I think it would be most useful if the stateDuration node retains the latest value of any fields that pass through it and emits the latest values of all fields it has seen whenever it emits a new duration. I suspect that might violate a paradigm that kapacitor follows, and in my mind it leads to a larger question about how TICKscript is limited because it cannot really hold any state outside of the current fields passing through a node. There are some limited exceptions to this like the alert node maintaining the alert level or the sigma function in lambdas. But there are a number of creative ways a user might want to process data without regard for the emit frequency or time alignment of data. I know it is possible to work around much of this by properly aligning and joining data.

Another way to address this issue is to instead add a duration option to the alert node itself. So that you could write

var data = stream|from() ...

data|
  alert()
    .crit(lambda: "value" <= 100.0)
    .critDuration(10s)

This should still work the same way that I have described how I would like the stateDuration node to work so I recognize this just shifts the problem around. But it might make more sense to put it here with the alert node anyway. That's more of a style/design direction choice.

I'm happy to discuss any of this further. Thanks again for your time and attention on this.

AdamSLevy avatar Apr 03 '18 20:04 AdamSLevy

@AdamSLevy Thanks for your thorough response. We'll definitely keep this in mind. Would you have any interest in developing the feature yourself? I'd be happy to help guide you through the implementation.

desa avatar Apr 04 '18 15:04 desa

That would be cool. I am strong in Go but not fully up to speed on the kapacitor code base so guidance is more than welcome. I also want to make sure that we are clear on the design before I start banging away on some code.

Feel free to email me directly if that is a better channel for discussing this.
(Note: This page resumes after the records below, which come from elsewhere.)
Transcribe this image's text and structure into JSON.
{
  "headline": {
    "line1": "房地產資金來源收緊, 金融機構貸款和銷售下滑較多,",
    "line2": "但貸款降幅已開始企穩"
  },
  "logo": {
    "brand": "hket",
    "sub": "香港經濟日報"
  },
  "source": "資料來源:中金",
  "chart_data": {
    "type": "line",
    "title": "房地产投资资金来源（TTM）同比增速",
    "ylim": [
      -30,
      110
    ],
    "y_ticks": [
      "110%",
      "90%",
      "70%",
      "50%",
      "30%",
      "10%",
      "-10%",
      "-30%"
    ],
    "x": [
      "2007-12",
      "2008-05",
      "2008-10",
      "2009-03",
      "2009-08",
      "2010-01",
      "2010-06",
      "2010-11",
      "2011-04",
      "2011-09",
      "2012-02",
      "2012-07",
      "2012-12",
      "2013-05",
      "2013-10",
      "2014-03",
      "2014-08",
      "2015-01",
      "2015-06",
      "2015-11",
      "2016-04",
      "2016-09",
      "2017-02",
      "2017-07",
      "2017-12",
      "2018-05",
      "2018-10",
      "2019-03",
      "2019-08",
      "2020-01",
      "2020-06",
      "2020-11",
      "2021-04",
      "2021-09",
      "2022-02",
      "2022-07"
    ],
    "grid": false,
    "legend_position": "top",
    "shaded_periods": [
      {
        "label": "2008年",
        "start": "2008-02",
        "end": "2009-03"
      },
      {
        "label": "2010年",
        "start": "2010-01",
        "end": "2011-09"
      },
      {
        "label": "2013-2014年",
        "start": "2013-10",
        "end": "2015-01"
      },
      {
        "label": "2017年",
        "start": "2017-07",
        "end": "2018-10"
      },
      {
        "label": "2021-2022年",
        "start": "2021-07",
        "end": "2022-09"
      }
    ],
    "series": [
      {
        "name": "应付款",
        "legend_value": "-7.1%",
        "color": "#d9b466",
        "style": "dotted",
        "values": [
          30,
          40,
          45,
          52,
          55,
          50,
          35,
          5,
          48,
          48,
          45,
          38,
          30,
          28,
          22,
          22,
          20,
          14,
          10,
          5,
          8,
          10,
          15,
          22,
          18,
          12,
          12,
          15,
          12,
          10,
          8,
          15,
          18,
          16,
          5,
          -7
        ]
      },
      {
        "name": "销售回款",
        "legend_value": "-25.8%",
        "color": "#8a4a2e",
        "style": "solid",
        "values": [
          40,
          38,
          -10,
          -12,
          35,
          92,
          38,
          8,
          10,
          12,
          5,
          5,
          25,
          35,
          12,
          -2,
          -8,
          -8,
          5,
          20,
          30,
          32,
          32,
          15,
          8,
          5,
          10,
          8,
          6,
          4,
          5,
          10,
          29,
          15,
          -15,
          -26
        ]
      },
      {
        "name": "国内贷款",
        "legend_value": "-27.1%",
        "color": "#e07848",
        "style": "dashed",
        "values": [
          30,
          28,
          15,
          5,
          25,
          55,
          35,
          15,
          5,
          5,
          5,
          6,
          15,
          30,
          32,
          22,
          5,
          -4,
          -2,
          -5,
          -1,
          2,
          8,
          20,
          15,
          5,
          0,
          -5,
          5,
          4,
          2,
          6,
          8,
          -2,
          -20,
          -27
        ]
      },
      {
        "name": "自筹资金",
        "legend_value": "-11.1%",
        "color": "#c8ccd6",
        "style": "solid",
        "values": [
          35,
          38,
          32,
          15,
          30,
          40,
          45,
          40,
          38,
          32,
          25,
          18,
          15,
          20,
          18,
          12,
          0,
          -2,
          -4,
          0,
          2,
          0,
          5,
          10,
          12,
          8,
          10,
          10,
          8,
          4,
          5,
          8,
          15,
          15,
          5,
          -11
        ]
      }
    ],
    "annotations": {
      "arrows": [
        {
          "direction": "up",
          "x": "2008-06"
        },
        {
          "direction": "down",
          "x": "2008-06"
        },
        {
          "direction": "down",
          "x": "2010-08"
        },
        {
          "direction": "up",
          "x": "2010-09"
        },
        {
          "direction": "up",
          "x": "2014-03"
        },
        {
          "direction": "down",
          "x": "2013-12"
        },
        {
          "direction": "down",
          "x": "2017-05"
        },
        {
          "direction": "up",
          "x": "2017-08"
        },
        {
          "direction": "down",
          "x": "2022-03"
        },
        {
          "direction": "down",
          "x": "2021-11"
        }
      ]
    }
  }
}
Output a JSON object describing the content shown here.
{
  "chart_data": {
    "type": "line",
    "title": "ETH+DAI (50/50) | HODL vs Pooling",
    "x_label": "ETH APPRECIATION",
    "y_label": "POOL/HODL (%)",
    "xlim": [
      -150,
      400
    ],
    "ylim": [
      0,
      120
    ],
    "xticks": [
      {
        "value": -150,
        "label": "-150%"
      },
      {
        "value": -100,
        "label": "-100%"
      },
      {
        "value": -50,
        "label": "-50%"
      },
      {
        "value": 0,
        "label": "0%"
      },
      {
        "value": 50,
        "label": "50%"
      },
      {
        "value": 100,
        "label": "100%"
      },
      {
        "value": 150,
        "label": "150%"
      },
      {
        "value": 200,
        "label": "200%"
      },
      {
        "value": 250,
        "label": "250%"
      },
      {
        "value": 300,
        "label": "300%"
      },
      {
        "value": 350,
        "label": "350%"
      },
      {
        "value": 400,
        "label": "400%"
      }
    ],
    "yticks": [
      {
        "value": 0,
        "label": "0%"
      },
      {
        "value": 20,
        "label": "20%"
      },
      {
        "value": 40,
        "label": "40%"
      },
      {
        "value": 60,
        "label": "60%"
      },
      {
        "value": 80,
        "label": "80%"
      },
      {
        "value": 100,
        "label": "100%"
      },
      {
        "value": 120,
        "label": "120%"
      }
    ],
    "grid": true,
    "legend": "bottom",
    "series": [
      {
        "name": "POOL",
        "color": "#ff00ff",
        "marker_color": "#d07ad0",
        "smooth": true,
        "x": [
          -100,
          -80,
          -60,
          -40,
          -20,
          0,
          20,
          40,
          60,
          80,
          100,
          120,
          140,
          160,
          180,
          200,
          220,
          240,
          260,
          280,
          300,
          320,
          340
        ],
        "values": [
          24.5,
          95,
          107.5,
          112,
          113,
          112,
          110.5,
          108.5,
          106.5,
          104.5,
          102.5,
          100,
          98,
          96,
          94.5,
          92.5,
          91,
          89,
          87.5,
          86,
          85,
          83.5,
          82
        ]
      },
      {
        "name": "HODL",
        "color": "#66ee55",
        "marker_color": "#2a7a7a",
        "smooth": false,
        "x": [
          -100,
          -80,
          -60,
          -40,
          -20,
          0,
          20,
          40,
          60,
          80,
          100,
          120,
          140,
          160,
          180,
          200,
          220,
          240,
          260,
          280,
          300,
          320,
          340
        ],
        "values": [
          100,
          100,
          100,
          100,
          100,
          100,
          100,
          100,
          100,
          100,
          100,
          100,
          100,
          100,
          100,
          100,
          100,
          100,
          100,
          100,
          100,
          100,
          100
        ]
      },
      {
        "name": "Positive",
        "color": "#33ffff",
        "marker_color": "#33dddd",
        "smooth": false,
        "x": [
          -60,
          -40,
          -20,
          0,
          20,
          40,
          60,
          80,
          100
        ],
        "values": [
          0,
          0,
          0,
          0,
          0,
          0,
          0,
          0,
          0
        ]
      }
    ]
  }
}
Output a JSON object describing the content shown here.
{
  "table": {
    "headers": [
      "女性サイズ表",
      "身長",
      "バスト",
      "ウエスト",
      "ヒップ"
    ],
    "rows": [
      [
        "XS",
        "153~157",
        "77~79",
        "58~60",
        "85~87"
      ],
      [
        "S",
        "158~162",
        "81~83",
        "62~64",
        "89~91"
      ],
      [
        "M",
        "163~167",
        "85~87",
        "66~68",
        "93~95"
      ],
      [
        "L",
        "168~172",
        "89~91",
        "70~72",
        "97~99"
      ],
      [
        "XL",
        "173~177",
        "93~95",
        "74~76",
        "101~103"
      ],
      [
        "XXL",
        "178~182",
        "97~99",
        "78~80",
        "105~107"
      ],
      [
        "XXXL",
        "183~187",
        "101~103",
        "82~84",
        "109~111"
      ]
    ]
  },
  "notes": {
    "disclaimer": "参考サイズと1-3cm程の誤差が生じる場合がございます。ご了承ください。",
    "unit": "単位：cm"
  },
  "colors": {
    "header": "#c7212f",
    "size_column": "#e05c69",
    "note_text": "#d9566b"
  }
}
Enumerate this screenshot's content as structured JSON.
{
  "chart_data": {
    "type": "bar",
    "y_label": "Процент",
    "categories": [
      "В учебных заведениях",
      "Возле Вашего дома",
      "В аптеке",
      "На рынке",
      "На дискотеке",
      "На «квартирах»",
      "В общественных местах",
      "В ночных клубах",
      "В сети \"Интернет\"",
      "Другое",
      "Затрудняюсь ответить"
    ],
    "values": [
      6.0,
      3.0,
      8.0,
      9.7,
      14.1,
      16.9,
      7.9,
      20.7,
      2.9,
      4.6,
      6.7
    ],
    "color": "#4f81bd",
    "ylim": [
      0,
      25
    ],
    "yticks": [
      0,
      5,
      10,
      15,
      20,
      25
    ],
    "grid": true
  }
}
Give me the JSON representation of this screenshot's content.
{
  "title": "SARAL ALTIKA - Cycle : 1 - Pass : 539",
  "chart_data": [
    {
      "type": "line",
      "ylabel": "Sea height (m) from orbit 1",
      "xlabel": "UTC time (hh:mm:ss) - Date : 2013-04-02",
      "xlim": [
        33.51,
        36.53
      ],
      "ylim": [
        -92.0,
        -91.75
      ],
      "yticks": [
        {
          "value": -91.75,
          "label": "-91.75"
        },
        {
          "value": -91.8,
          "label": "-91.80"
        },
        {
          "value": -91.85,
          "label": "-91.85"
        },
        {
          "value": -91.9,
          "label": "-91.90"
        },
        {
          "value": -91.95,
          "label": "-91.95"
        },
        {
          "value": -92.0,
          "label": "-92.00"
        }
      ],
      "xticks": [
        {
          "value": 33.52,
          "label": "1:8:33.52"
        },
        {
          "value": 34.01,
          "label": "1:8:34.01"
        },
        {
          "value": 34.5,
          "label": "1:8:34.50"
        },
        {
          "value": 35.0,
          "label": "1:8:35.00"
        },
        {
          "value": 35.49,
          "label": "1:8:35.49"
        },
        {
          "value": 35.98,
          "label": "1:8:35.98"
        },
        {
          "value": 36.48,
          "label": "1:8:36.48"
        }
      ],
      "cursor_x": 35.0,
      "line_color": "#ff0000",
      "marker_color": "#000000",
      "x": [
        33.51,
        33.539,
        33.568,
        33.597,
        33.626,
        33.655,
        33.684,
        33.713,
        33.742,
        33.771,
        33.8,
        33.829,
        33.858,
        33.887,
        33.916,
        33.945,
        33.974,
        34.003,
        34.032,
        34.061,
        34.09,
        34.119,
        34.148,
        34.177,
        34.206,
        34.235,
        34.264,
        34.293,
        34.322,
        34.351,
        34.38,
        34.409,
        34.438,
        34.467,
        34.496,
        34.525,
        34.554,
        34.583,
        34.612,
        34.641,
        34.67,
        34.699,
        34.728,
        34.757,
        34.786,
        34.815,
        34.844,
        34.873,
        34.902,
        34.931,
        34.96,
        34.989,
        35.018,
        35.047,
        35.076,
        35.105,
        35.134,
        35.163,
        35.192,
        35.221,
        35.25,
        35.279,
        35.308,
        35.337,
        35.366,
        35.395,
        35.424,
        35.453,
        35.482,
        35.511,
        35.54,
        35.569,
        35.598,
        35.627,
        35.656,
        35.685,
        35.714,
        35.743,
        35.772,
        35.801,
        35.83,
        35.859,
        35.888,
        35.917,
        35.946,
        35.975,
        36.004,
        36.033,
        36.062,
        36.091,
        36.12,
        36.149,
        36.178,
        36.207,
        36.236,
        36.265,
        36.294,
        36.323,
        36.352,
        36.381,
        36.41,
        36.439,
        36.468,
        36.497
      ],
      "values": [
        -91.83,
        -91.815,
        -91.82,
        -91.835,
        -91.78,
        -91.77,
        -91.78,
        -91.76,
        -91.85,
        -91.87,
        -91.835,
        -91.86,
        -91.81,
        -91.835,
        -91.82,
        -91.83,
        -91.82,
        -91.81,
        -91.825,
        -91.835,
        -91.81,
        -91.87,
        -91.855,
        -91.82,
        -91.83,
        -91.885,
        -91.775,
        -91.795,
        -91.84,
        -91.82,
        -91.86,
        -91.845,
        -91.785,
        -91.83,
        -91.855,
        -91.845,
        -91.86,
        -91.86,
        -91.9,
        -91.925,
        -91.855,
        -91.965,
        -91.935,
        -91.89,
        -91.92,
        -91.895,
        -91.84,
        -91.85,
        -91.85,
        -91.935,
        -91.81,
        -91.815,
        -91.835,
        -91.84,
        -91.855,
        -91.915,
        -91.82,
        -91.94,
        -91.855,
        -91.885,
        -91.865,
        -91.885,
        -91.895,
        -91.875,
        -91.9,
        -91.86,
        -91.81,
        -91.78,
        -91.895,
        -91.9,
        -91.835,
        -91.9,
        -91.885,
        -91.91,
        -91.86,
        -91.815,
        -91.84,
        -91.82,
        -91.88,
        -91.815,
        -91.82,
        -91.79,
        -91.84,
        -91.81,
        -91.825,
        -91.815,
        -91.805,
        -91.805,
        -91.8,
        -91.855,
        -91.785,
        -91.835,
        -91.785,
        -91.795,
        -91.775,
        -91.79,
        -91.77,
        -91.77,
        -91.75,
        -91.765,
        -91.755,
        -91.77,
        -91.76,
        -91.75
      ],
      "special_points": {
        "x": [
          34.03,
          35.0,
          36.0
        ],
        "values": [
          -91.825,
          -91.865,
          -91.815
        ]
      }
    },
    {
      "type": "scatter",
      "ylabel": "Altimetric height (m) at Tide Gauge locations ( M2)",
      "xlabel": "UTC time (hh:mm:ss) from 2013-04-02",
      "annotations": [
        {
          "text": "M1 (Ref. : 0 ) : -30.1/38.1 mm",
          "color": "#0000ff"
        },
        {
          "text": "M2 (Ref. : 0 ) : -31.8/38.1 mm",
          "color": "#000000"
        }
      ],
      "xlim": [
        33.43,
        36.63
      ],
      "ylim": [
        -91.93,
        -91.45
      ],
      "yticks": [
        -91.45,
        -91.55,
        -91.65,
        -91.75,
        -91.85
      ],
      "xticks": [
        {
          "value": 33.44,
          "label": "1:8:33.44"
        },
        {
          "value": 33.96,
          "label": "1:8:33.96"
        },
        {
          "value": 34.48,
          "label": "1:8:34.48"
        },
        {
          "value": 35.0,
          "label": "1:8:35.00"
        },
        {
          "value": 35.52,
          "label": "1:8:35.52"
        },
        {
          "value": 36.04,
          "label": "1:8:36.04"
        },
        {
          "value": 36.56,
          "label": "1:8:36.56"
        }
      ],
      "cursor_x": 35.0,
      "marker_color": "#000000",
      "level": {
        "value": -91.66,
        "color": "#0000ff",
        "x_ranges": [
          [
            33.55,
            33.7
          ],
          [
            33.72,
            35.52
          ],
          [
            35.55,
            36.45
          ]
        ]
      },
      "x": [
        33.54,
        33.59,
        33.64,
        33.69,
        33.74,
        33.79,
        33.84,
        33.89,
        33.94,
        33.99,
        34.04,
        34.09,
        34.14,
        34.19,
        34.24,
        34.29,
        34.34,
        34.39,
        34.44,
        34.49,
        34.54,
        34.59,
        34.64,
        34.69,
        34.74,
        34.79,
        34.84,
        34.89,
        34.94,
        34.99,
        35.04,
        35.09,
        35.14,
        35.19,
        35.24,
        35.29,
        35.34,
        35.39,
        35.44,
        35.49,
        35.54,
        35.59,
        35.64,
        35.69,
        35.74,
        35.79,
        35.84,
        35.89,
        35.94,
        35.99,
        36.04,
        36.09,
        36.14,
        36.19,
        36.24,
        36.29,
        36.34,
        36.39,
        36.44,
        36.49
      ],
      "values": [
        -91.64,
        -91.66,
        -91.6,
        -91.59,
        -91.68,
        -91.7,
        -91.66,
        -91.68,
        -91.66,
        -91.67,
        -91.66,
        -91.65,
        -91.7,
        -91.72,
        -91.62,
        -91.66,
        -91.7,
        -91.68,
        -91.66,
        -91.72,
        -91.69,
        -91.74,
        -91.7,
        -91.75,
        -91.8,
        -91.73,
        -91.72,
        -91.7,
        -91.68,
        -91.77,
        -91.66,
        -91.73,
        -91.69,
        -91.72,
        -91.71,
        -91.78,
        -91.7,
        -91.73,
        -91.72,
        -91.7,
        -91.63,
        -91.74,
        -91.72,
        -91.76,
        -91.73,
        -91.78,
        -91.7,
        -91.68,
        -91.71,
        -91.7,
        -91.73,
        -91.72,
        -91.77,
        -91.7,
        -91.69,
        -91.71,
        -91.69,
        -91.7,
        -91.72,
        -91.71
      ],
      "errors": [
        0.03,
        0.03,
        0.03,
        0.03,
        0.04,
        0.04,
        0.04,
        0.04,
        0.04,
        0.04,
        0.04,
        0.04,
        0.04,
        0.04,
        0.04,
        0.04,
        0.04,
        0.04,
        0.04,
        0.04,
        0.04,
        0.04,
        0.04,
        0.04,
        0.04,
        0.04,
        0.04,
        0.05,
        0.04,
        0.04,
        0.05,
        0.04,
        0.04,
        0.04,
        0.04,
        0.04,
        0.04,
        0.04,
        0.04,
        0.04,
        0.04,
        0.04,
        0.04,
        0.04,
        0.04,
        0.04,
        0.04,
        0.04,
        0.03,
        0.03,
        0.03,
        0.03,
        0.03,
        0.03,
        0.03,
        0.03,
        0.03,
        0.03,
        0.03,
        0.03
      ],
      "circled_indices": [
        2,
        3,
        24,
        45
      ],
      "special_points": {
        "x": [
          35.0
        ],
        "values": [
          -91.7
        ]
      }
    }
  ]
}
Otherwise continuing in the comments here is OK

adam at aslevy dot com

AdamSLevy avatar Apr 04 '18 16:04 AdamSLevy

@AdamSLevy sorry for the long delay. I'm happy to talk about feature development here. I think it might be easier.

Ideally this would be implemented as a new node. I'm open to names. My guess is that it will be implemented similarly to https://github.com/influxdata/kapacitor/blob/master/state_tracking.go

Feel free to ask any relevant questions here. I'll do my best to respond promptly.

desa avatar Apr 10 '18 14:04 desa

Great. Thanks. I'll take a closer look at this and at the stats node since that has its own clock that it emits on. I don't expect to have time to write code until next week though FYI.

On Tue, Apr 10, 2018, 6:04 AM Michael Desa [email protected] wrote:

@AdamSLevy https://github.com/AdamSLevy sorry for the long delay. I'm happy to talk about feature development here. I think it might be easier.

Ideally this would be implemented as a new node. I'm open to names. My guess is that it will be implemented similarly to https://github.com/influxdata/kapacitor/blob/master/state_tracking.go

Feel free to ask any relevant questions here. I'll do my best to respond promptly.

— You are receiving this because you were mentioned. Reply to this email directly, view it on GitHub https://github.com/influxdata/kapacitor/issues/1757#issuecomment-380110349, or mute the thread https://github.com/notifications/unsubscribe-auth/AF2XcAzpcw5S4dgZQsGqbdY_sw3uFVlPks5tnLvPgaJpZM4RddEu .

AdamSLevy avatar Apr 10 '18 19:04 AdamSLevy

I am afraid that new projects have taken precedence over working on a solution to this issue. However I am getting back into kapacitor and I see now that we have a Barrier node that will emit points on an interval. Would this be able to kick a stateDuration node into emitting a duration?

I'll have to test and report back.

AdamSLevy avatar Aug 07 '18 20:08 AdamSLevy

No it doesn't look like the barrier node will solve this.

AdamSLevy avatar Aug 08 '18 00:08 AdamSLevy

Any updates on this feature request?

aliakseiz avatar Nov 11 '20 07:11 aliakseiz

@psteinbachs -- let's review/triage further.

timhallinflux avatar Nov 12 '20 04:11 timhallinflux